Destination Spotlight: Nunavut
This post is also available in: French
It is big, ancient, beautiful and new.
Welcome to the youngest territory of Canada, settled over four thousand years ago, recognized as distinctly Canadian in 1999. Nunavummiut are deeply pleased to invite visitors into their lovely home, into one of the largest unspoiled natural paradises on the planet. People from everywhere are cordially invited to come here and enjoy the arctic wildlife and the Inuit way of life, to explore the top of the world and be dazzled by the vivid dancing hues of the Aurora Borealis.
Welcome to your arctic adventure of a lifetime!
The first impression many visitors have of Nunavut is that of its vast expanses of pristine wilderness. Comprising most of the Canadian Arctic Archipelago, about one fifth of the total landmass of the nation, Nunavut is the size of Western Europe. It is the largest yet least populated of all the provinces and territories in Canada, with a total area of 2,093,190 square kilometres (808,190 square miles) and a population of approximately 33,330 people — 84 percent Inuit. With one person for every 65 square kilometres (25 square miles) of arctic wonderland, the feeling of gigantic natural space is absolutely true!

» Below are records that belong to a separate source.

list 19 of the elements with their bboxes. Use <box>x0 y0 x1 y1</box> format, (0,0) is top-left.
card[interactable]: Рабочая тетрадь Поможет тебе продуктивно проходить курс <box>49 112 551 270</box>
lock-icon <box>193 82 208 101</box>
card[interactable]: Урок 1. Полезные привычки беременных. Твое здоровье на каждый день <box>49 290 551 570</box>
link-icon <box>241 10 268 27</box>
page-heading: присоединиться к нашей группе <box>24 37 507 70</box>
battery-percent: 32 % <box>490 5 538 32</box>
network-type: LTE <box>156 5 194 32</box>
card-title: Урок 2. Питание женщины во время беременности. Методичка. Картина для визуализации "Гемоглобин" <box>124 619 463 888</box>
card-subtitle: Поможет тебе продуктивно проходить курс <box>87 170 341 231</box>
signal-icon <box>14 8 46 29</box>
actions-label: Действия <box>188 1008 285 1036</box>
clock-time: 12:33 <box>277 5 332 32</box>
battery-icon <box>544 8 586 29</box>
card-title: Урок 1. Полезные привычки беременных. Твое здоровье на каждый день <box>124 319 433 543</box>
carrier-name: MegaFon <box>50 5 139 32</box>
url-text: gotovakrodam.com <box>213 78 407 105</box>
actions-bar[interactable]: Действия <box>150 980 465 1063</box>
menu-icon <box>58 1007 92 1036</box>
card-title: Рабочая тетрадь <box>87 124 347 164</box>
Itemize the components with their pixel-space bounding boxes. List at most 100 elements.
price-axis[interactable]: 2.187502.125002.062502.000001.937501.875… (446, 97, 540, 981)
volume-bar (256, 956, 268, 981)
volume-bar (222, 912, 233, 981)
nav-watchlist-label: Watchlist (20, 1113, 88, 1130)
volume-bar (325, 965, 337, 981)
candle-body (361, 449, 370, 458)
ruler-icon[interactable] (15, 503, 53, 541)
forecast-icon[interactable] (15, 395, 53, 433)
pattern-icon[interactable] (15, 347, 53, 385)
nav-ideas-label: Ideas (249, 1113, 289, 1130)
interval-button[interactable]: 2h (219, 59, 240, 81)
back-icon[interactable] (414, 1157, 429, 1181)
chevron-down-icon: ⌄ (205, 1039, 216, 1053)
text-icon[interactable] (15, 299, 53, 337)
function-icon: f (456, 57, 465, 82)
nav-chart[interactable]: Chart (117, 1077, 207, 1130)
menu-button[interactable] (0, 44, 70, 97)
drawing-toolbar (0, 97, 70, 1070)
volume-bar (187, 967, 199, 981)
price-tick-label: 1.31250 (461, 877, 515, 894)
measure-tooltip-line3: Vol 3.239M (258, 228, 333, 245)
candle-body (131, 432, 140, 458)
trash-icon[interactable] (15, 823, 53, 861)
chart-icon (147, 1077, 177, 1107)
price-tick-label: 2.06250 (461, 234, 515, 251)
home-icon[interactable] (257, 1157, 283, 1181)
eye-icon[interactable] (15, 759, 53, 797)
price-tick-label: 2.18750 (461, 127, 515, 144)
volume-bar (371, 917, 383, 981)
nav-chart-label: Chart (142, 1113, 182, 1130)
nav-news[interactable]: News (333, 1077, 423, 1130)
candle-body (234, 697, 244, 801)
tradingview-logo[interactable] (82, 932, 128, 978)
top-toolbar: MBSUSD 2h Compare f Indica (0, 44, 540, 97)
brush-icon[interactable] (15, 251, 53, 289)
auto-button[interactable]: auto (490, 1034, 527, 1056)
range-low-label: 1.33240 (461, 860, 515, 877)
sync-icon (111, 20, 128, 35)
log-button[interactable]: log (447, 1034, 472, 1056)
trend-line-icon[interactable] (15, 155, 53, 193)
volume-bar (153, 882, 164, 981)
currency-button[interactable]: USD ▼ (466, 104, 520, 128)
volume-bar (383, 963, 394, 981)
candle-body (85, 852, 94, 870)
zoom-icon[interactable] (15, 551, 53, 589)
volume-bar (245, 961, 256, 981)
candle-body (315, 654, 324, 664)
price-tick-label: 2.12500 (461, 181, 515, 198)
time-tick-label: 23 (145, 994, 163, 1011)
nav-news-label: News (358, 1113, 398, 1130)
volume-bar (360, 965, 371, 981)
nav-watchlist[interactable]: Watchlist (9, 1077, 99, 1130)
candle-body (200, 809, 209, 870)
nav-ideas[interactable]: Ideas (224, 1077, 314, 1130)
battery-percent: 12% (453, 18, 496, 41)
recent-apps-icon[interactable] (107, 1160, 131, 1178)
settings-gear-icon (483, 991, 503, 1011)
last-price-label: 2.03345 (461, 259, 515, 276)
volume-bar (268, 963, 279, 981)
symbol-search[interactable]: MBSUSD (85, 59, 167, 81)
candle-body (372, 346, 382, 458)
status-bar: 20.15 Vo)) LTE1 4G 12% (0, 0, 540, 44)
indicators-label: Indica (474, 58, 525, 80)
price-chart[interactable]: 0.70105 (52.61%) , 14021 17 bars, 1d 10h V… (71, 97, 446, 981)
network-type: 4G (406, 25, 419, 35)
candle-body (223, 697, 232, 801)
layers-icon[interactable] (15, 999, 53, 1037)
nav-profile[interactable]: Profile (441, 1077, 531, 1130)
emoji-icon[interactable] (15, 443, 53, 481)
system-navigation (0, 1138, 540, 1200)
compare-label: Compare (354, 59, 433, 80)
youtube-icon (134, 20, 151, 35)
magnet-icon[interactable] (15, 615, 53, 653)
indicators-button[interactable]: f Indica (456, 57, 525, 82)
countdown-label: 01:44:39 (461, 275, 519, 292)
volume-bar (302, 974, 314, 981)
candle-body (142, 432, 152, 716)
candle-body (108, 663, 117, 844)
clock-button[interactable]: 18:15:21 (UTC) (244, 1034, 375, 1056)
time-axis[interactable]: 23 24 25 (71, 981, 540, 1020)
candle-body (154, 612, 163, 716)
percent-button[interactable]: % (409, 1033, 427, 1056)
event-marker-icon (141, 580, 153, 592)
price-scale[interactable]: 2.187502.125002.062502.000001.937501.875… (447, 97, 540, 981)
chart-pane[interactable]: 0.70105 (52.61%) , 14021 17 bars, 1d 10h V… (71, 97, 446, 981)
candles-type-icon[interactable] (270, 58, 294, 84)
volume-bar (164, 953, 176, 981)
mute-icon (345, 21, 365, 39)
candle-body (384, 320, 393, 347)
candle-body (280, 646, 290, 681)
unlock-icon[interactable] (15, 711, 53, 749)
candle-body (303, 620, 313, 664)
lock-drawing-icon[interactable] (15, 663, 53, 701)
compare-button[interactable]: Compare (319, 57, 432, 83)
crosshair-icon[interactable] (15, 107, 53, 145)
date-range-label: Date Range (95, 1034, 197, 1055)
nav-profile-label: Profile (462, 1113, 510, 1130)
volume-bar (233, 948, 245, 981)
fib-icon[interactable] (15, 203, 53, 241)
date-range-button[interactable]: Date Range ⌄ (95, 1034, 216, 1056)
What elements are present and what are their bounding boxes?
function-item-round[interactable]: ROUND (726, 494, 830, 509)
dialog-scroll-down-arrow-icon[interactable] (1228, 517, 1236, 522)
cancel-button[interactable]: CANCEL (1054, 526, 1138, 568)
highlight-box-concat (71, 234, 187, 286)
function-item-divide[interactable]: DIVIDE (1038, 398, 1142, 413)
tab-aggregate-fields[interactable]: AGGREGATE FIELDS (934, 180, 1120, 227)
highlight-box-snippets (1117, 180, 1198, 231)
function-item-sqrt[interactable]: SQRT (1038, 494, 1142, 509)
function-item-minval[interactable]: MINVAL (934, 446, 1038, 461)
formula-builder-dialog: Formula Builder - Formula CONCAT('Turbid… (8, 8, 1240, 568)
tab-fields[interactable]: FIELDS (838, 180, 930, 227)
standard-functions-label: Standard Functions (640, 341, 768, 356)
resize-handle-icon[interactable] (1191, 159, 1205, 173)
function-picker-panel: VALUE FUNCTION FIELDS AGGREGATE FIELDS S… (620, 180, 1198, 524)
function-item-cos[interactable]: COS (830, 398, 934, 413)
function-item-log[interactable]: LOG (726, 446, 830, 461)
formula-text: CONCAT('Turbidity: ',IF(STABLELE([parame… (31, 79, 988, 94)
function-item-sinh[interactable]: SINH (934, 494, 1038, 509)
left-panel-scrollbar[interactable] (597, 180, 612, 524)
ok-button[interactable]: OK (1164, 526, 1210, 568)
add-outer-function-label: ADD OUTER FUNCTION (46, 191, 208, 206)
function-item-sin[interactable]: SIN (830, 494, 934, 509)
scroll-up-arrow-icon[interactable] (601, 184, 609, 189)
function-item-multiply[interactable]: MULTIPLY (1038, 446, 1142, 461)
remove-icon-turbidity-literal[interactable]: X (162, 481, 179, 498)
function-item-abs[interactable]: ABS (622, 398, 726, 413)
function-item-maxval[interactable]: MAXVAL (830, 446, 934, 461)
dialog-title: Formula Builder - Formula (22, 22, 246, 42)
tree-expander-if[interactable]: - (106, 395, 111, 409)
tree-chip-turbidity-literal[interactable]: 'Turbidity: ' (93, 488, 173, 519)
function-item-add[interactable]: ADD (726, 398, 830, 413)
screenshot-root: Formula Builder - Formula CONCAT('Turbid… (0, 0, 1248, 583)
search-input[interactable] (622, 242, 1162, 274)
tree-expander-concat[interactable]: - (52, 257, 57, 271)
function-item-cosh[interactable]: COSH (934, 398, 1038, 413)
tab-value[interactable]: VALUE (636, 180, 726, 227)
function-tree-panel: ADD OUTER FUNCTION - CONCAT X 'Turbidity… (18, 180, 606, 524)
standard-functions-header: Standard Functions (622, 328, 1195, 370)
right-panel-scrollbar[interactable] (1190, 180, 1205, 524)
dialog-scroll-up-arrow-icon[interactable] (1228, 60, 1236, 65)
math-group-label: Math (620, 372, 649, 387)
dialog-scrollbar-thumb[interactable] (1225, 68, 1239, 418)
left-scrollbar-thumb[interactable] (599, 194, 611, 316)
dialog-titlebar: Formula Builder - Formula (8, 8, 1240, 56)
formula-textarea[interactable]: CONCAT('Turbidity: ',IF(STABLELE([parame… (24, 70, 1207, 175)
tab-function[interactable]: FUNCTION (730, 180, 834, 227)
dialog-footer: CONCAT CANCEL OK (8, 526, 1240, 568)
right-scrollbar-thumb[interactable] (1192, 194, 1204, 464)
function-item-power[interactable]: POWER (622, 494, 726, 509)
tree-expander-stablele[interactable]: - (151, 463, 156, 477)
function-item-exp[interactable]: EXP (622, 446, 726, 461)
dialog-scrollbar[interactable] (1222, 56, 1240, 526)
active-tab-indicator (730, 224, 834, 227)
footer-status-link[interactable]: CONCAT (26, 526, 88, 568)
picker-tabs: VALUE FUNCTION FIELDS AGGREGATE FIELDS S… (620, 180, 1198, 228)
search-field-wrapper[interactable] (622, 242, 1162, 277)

Nunavut can only be accessed by air and sea. You cannot get here by car and Nunavut communities are not linked together by highway. Travelling between Nunavut communities is usually done by aircraft or cruise ship, but in some cases it is possible to reach another community by snowmobile, dogsled expedition or powerboat.
Nunavut is home to the northernmost permanently inhabited place in the world, Alert, a military installation which is only 817 kilometres (508 miles) from the North Pole. That is truly north!
Apart from experiencing its spectacular arctic landscapes, visitors gain a very memorable impression of Nunavut that comes directly from the gracious warmth and hospitality of the remarkable people who live here. In traditional Inuit culture, the ethic of sharing is of foremost importance. This deep-rooted social value is eternal. Even today, this sense of collectivity, respect and mutual reliance is what often distinguishes the friendly residents of Nunavut communities from people in many other corners of the dog-eat-dog world. Welcome to the true north!
There are four official languages in Nunavut — Inuktitut, English, French and Inuinnaqtun, which is a variant of the Inuit language spoken in the westernmost communities of the territory. Inuktitut is the mother tongue of 70 percent of Nunavummiut. English is the first language of 27 percent of the population, French and Inuinnaqtun about one and a half percent each.
One of the most important words in Inuktitut is ‘ii’ — which means yes. When said correctly, most Inuit will also raise their eyebrows, which is delightful.
Nunavut is divided into three regions, from east to west — Qikiqtaaluk, Kivalliq and Kitikmeot.
The Qikiqtaaluk region (also called Qikiqtani, formerly called Baffin region) includes Akimiski Island, Amund Ringnes Island, Axel Heiberg Island, Baffin Island, Bathurst Island, the Belcher Islands, Bylot Island, Cornwallis Island, Devon Island, Ellef Ringnes Island, Ellesmere Island, Mansel Island and Prince Charles Island. It also includes the eastern part of Melville Island, the Melville Peninsula and the northern parts of Prince of Wales Island and Somerset Island.
The capital of Nunavut, Iqaluit, is located in the Qikiqtaaluk region.
The Kivalliq region consists of a portion of the Canadian mainland west of Hudson Bay, together with Coats Island and Southampton Island. This region was once called Keewatin in the past, a part of the Northwest Territories before the territory of Nunavut was created in 1999. The old name ‘Keewatin’ is actually a Cree word meaning ‘blizzard of the north’ and it has generally been phased out.
The regional capital of Kivalliq is Rankin Inlet.
The Kitikmeot region of Nunavut consists of the southern and eastern parts of Victoria Island, with the adjacent part of the Canadian mainland as far as the Boothia Peninsula, together with King William Island and the southern portion of Prince of Wales Island. Inuinnaqtun is spoken in this western region.
The regional capital of Kitikmeot is Cambridge Bay.